Zawodnicy ekipy gości na poważnie podeszli do ostatniego ligowego meczu w sezonie zasadniczym. Miał być to ostateczny trening przed fazą play-off i okazał się dla nich bardzo udany. Mimo osłabienia goście nie odpuścili i walczyli o każdy punkt, co w rozmowie z Radiem Gorzów przyznał Paweł Przedpełski: – Każdy z nas walczył w swoich biegach o każdy punkt, więc daliśmy z siebie wszystko. Kibice nie mogli narzekać na nudne spotkanie, ponieważ mecz trzymał w napięciu do ostatniego biegu. Do końca nie wiadomo było, jaki będzie wynik i ostatecznie padł remis. Zawody jak najbardziej na plus dla nas, a trzeba pamiętać, że jechaliśmy osłabieni brakiem Fredrika Lindgrena - podsumował.

 

Zadowolony z formy swoich podopiecznych był również trener Marek Cieślak – Cieszę się, że wywalczyliśmy remis jadąc bez Lindgrena, co było dużym osłabieniem. Na wynik też na pewno przełożył się fakt, że Stal miała nóż na gardle, a my nie. Widać, że presja ma przełożenie na wynik sportowy - wyjaśnił szkoleniowiec „Lwów”.

 

W tych zawodach nie zabrakło również okołomeczowych emocji.
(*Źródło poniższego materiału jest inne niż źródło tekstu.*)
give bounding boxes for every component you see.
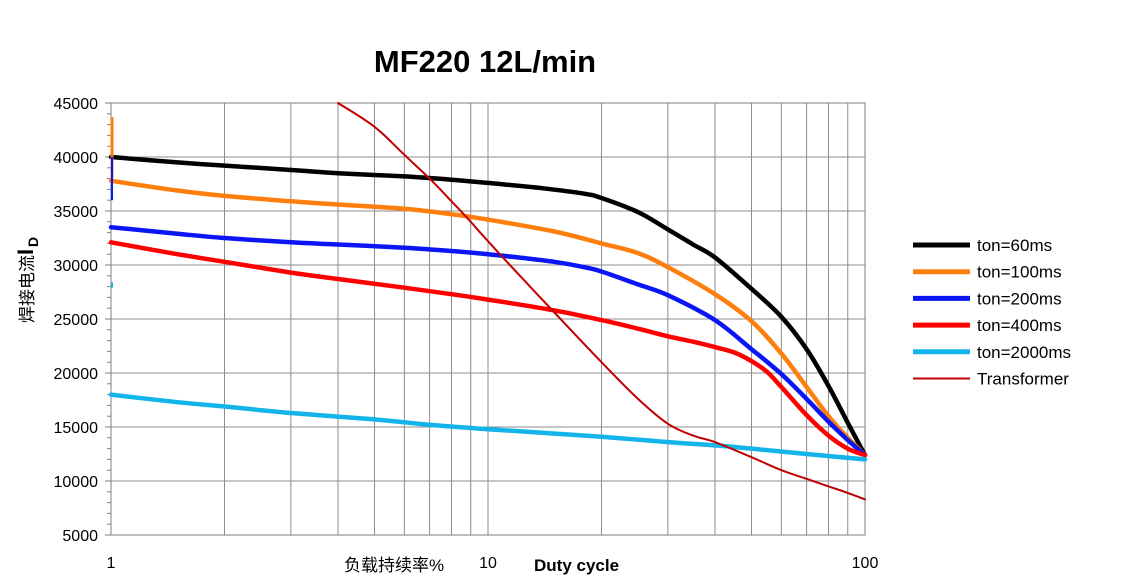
y-tick-label: 25000 <box>54 312 99 329</box>
series-line <box>108 154 868 458</box>
y-tick-label: 40000 <box>54 150 99 167</box>
legend-label: ton=2000ms <box>977 343 1071 362</box>
x-axis-ticks: 1 10 100 <box>107 555 879 572</box>
legend: ton=60ms ton=100ms ton=200ms ton=400ms ton=2… <box>913 236 1071 389</box>
x-axis-label-en: Duty cycle <box>534 556 619 575</box>
y-axis-label-symbol: I <box>13 249 38 255</box>
y-tick-label: 35000 <box>54 204 99 221</box>
y-tick-label: 15000 <box>54 420 99 437</box>
series-line <box>108 224 868 458</box>
legend-label: ton=100ms <box>977 263 1062 282</box>
series-line <box>108 178 868 458</box>
y-axis-label-subscript: D <box>25 237 41 247</box>
x-axis-label-cn: 负载持续率% <box>344 556 444 575</box>
chart-title: MF220 12L/min <box>374 44 596 79</box>
y-tick-label: 30000 <box>54 258 99 275</box>
series-lines <box>108 102 868 501</box>
y-tick-label: 10000 <box>54 474 99 491</box>
y-tick-label: 45000 <box>54 96 99 113</box>
legend-label: Transformer <box>977 370 1069 389</box>
x-tick-label: 100 <box>852 555 879 572</box>
y-axis-ticks: 45000 40000 35000 30000 25000 20000 15000 10000… <box>54 96 111 545</box>
legend-label: ton=60ms <box>977 236 1052 255</box>
legend-label: ton=200ms <box>977 289 1062 308</box>
y-axis-label-cn: 焊接电流 <box>18 255 37 323</box>
y-tick-label: 20000 <box>54 366 99 383</box>
y-axis-label: 焊接电流 I D <box>13 237 41 323</box>
x-tick-label: 1 <box>107 555 116 572</box>
legend-label: ton=400ms <box>977 316 1062 335</box>
y-tick-label: 5000 <box>62 528 98 545</box>
series-line <box>337 102 866 501</box>
series-line <box>108 392 868 462</box>
x-tick-label: 10 <box>479 555 497 572</box>
series-line <box>108 240 868 458</box>
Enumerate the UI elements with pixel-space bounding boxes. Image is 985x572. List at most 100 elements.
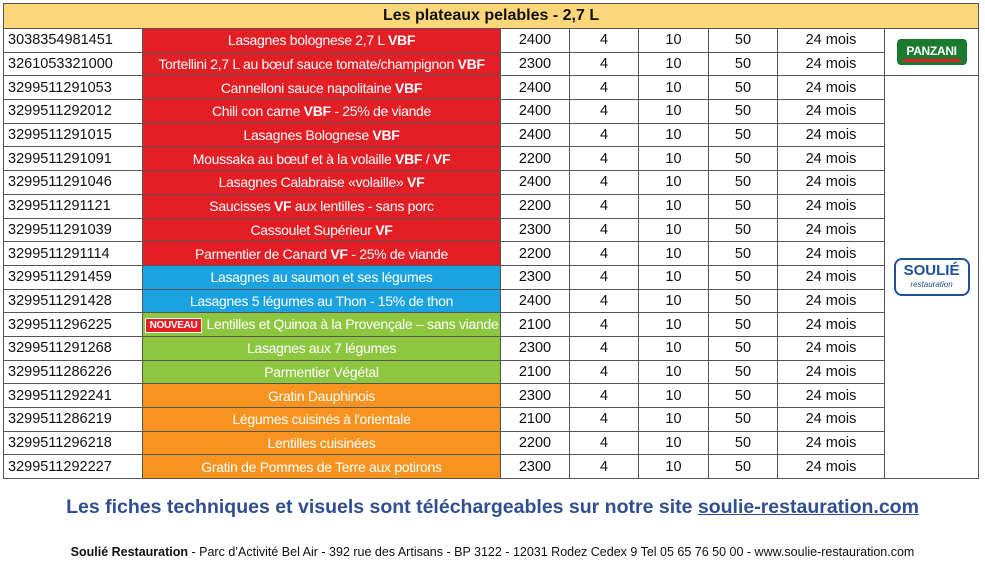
ean-code: 3299511296225 xyxy=(3,312,143,337)
value-col3: 10 xyxy=(638,28,709,53)
product-name-part: Cannelloni sauce napolitaine xyxy=(220,79,396,96)
value-col2: 4 xyxy=(569,383,639,408)
value-col3: 10 xyxy=(638,312,709,337)
value-col3: 10 xyxy=(638,288,709,314)
shelf-life: 24 mois xyxy=(777,51,885,77)
value-col3: 10 xyxy=(638,99,709,124)
table-row: 3299511291114 Parmentier de Canard VF - 2… xyxy=(3,241,979,266)
value-col3: 10 xyxy=(638,51,709,77)
value-col3: 10 xyxy=(638,241,709,266)
value-col4: 50 xyxy=(708,454,778,480)
shelf-life: 24 mois xyxy=(777,430,885,456)
table-row: 3299511291428 Lasagnes 5 légumes au Thon … xyxy=(3,288,979,314)
ean-code: 3299511291459 xyxy=(3,264,143,290)
shelf-life: 24 mois xyxy=(777,75,885,101)
value-col2: 4 xyxy=(569,122,639,148)
value-col1: 2200 xyxy=(500,241,570,266)
product-name: Légumes cuisinés à l'orientale xyxy=(142,407,501,432)
value-col3: 10 xyxy=(638,146,709,172)
shelf-life: 24 mois xyxy=(777,288,885,314)
value-col1: 2400 xyxy=(500,122,570,148)
product-name: Lasagnes aux 7 légumes xyxy=(142,335,501,361)
shelf-life: 24 mois xyxy=(777,383,885,408)
product-name-part: Gratin Dauphinois xyxy=(268,387,375,404)
value-col2: 4 xyxy=(569,407,639,432)
product-name: Tortellini 2,7 L au bœuf sauce tomate/ch… xyxy=(142,51,501,77)
product-name-part: VBF xyxy=(388,32,416,49)
shelf-life: 24 mois xyxy=(777,241,885,266)
panzani-logo-text: PANZANI xyxy=(906,44,957,59)
value-col2: 4 xyxy=(569,335,639,361)
value-col4: 50 xyxy=(708,312,778,337)
value-col2: 4 xyxy=(569,193,639,219)
footer-company: Soulié Restauration xyxy=(70,545,189,559)
product-name: Parmentier de Canard VF - 25% de viande xyxy=(142,241,501,266)
product-name-part: Cassoulet Supérieur xyxy=(250,221,376,238)
product-name-part: VBF xyxy=(457,56,485,73)
product-table: Les plateaux pelables - 2,7 L 3038354981… xyxy=(2,3,980,480)
product-name: Lasagnes Bolognese VBF xyxy=(142,122,501,148)
product-name-part: Parmentier de Canard xyxy=(195,245,331,262)
shelf-life: 24 mois xyxy=(777,146,885,172)
ean-code: 3299511291091 xyxy=(3,146,143,172)
table-row: 3299511292012 Chili con carne VBF - 25% d… xyxy=(3,99,979,124)
footer-address: - Parc d’Activité Bel Air - 392 rue des … xyxy=(188,545,915,559)
product-name: Chili con carne VBF - 25% de viande xyxy=(142,99,501,124)
product-name-part: Saucisses xyxy=(209,198,274,215)
value-col1: 2400 xyxy=(500,170,570,195)
value-col4: 50 xyxy=(708,170,778,195)
value-col1: 2300 xyxy=(500,217,570,243)
table-row: 3299511296218 Lentilles cuisinées 2200 4 10 5… xyxy=(3,430,979,456)
value-col4: 50 xyxy=(708,51,778,77)
table-row: 3299511291091 Moussaka au bœuf et à la vo… xyxy=(3,146,979,172)
table-row: 3299511296225 NOUVEAU Lentilles et Quinoa … xyxy=(3,312,979,337)
value-col2: 4 xyxy=(569,99,639,124)
table-row: 3299511291015 Lasagnes Bolognese VBF 2400 4… xyxy=(3,122,979,148)
value-col2: 4 xyxy=(569,264,639,290)
value-col3: 10 xyxy=(638,75,709,101)
product-name-part: VBF xyxy=(395,150,423,167)
value-col4: 50 xyxy=(708,28,778,53)
product-name-part: Lasagnes bolognese 2,7 L xyxy=(227,32,388,49)
product-name: Moussaka au bœuf et à la volaille VBF / … xyxy=(142,146,501,172)
value-col4: 50 xyxy=(708,264,778,290)
product-name-part: Lentilles cuisinées xyxy=(267,435,376,452)
value-col4: 50 xyxy=(708,407,778,432)
product-name-part: VF xyxy=(274,198,292,215)
value-col2: 4 xyxy=(569,454,639,480)
shelf-life: 24 mois xyxy=(777,312,885,337)
value-col1: 2400 xyxy=(500,99,570,124)
value-col2: 4 xyxy=(569,170,639,195)
product-name-part: - 25% de viande xyxy=(347,245,448,262)
value-col4: 50 xyxy=(708,75,778,101)
value-col4: 50 xyxy=(708,359,778,385)
product-name: Gratin Dauphinois xyxy=(142,383,501,408)
footer: Soulié Restauration - Parc d’Activité Be… xyxy=(0,545,985,559)
value-col1: 2200 xyxy=(500,193,570,219)
product-name: Cannelloni sauce napolitaine VBF xyxy=(142,75,501,101)
value-col3: 10 xyxy=(638,454,709,480)
product-name-part: VBF xyxy=(395,79,423,96)
value-col2: 4 xyxy=(569,241,639,266)
ean-code: 3299511291053 xyxy=(3,75,143,101)
value-col1: 2400 xyxy=(500,28,570,53)
shelf-life: 24 mois xyxy=(777,407,885,432)
product-name-part: VBF xyxy=(372,127,400,144)
product-name-part: Moussaka au bœuf et à la volaille xyxy=(192,150,396,167)
shelf-life: 24 mois xyxy=(777,28,885,53)
value-col3: 10 xyxy=(638,217,709,243)
ean-code: 3299511291428 xyxy=(3,288,143,314)
panzani-logo: PANZANI xyxy=(896,39,967,66)
value-col3: 10 xyxy=(638,264,709,290)
table-row: 3299511291053 Cannelloni sauce napolitain… xyxy=(3,75,980,480)
ean-code: 3299511291114 xyxy=(3,241,143,266)
table-row: 3038354981451 Lasagnes bolognese 2,7 L VB… xyxy=(3,27,980,77)
product-name-part: Tortellini 2,7 L au bœuf sauce tomate/ch… xyxy=(158,56,458,73)
shelf-life: 24 mois xyxy=(777,122,885,148)
website-link[interactable]: soulie-restauration.com xyxy=(697,496,919,518)
product-name: Lentilles cuisinées xyxy=(142,430,501,456)
table-row: 3299511292241 Gratin Dauphinois 2300 4 10 50 2… xyxy=(3,383,979,408)
product-name: NOUVEAU Lentilles et Quinoa à la Provença… xyxy=(142,312,501,337)
value-col1: 2300 xyxy=(500,264,570,290)
ean-code: 3299511292227 xyxy=(3,454,143,480)
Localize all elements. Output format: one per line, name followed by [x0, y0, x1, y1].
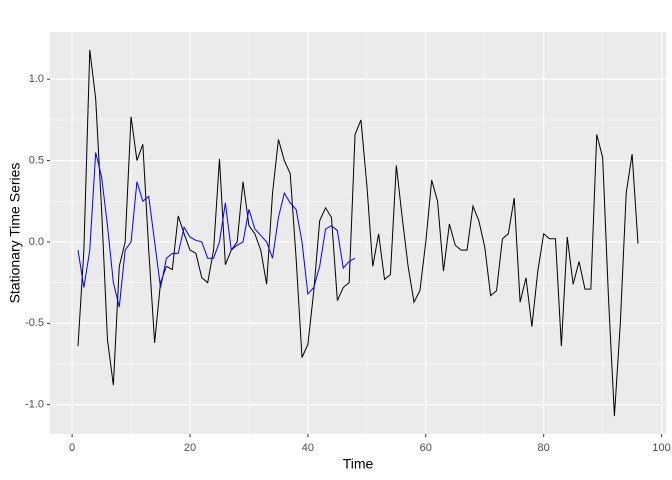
x-tick-label: 80: [538, 442, 550, 454]
x-tick-label: 40: [302, 442, 314, 454]
y-tick-label: 0.0: [29, 236, 44, 248]
series-line: [77, 49, 639, 417]
y-tick-label: 0.5: [29, 154, 44, 166]
y-tick-label: -1.0: [25, 399, 44, 411]
x-tick-label: 0: [69, 442, 75, 454]
y-tick-label: 1.0: [29, 73, 44, 85]
series-line: [77, 152, 356, 308]
x-tick-label: 60: [420, 442, 432, 454]
y-tick-label: -0.5: [25, 317, 44, 329]
x-tick-label: 20: [184, 442, 196, 454]
panel: [50, 32, 666, 434]
y-axis-title: Stationary Time Series: [7, 163, 23, 304]
x-axis-title: Time: [343, 456, 374, 472]
x-tick-label: 100: [652, 442, 670, 454]
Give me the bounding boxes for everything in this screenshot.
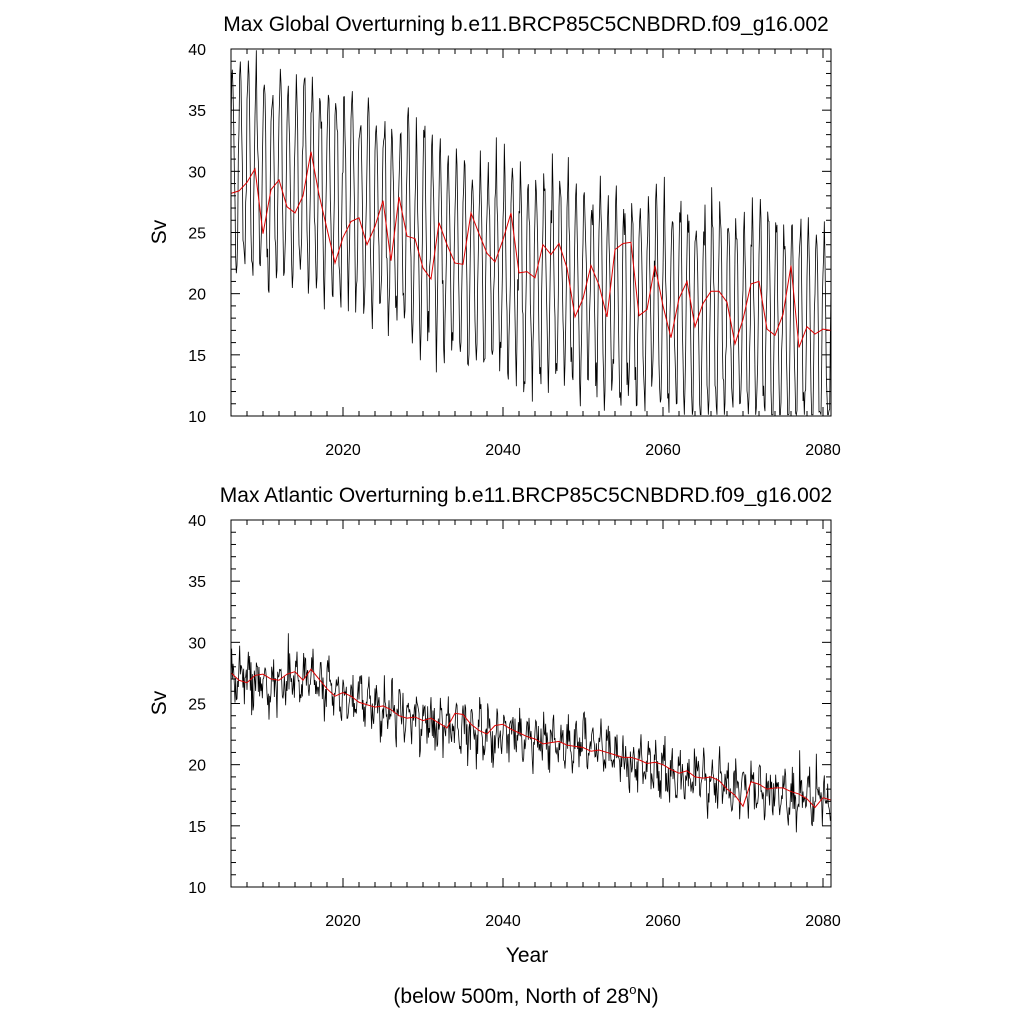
plot-frame-global: [230, 48, 832, 417]
global-overturning-panel: Max Global Overturning b.e11.BRCP85C5CNB…: [148, 13, 841, 459]
x-tick-labels-global: 2020 2040 2060 2080: [325, 442, 841, 459]
y-tick-label: 35: [188, 574, 206, 591]
tick-marks-atlantic: [230, 519, 831, 888]
y-tick-label: 10: [188, 880, 206, 897]
x-axis-label-atlantic: Year: [506, 944, 548, 967]
series-lines-atlantic: [230, 633, 832, 833]
atlantic-overturning-panel: Max Atlantic Overturning b.e11.BRCP85C5C…: [148, 484, 841, 967]
y-tick-label: 20: [188, 287, 206, 304]
footer-superscript: o: [629, 982, 636, 997]
y-axis-label-global: Sv: [148, 219, 171, 244]
series-annual-mean: [230, 151, 832, 348]
series-monthly: [230, 50, 832, 417]
x-tick-label: 2040: [485, 442, 521, 459]
y-tick-label: 10: [188, 409, 206, 426]
x-tick-label: 2020: [325, 913, 361, 930]
x-tick-labels-atlantic: 2020 2040 2060 2080: [325, 913, 841, 930]
tick-marks-global: [230, 48, 831, 417]
x-tick-label: 2040: [485, 913, 521, 930]
footer-text-main: (below 500m, North of 28: [393, 985, 629, 1008]
x-tick-label: 2020: [325, 442, 361, 459]
chart-title-atlantic: Max Atlantic Overturning b.e11.BRCP85C5C…: [220, 484, 832, 507]
x-tick-label: 2060: [645, 442, 681, 459]
y-tick-label: 30: [188, 164, 206, 181]
y-tick-label: 40: [188, 42, 206, 59]
footer-text-end: N): [636, 985, 658, 1008]
x-tick-label: 2060: [645, 913, 681, 930]
y-tick-label: 25: [188, 226, 206, 243]
x-tick-label: 2080: [805, 442, 841, 459]
y-tick-label: 30: [188, 635, 206, 652]
x-tick-label: 2080: [805, 913, 841, 930]
plot-frame-atlantic: [230, 519, 832, 888]
y-tick-labels-atlantic: 10 15 20 25 30 35 40: [188, 513, 206, 897]
series-lines-global: [230, 50, 832, 417]
y-tick-label: 15: [188, 348, 206, 365]
series-annual-mean: [230, 668, 832, 809]
footer-note: (below 500m, North of 28oN): [393, 982, 658, 1008]
y-tick-labels-global: 10 15 20 25 30 35 40: [188, 42, 206, 426]
y-tick-label: 15: [188, 819, 206, 836]
y-axis-label-atlantic: Sv: [148, 690, 171, 715]
y-tick-label: 20: [188, 758, 206, 775]
series-monthly: [230, 633, 832, 833]
y-tick-label: 40: [188, 513, 206, 530]
y-tick-label: 25: [188, 697, 206, 714]
chart-title-global: Max Global Overturning b.e11.BRCP85C5CNB…: [223, 13, 828, 36]
y-tick-label: 35: [188, 103, 206, 120]
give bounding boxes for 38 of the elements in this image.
Sentymentalny powrót do Gorzowa zaliczył słoweński komandos – Matej Zagar, który w pomeczowej wypowiedzi skupił się na gorzowskich kibicach – Nie ukrywam, że spędziłem tutaj ładnych siedem lat, nie siedem dni. Przyjechałem tutaj do parku maszyn, niewiele się tu zmieniło. Jest to trochę poruszające, ale zawiedziony jestem frekwencją na stadionie. Mam nadzieję, że kibice tutaj wrócą, bo są niezbędni. Plan na dziś był taki, że jedziemy dobre zawody, co z tego wyjdzie, to się okaże. Skończyło się na remisie – zakończył Matej.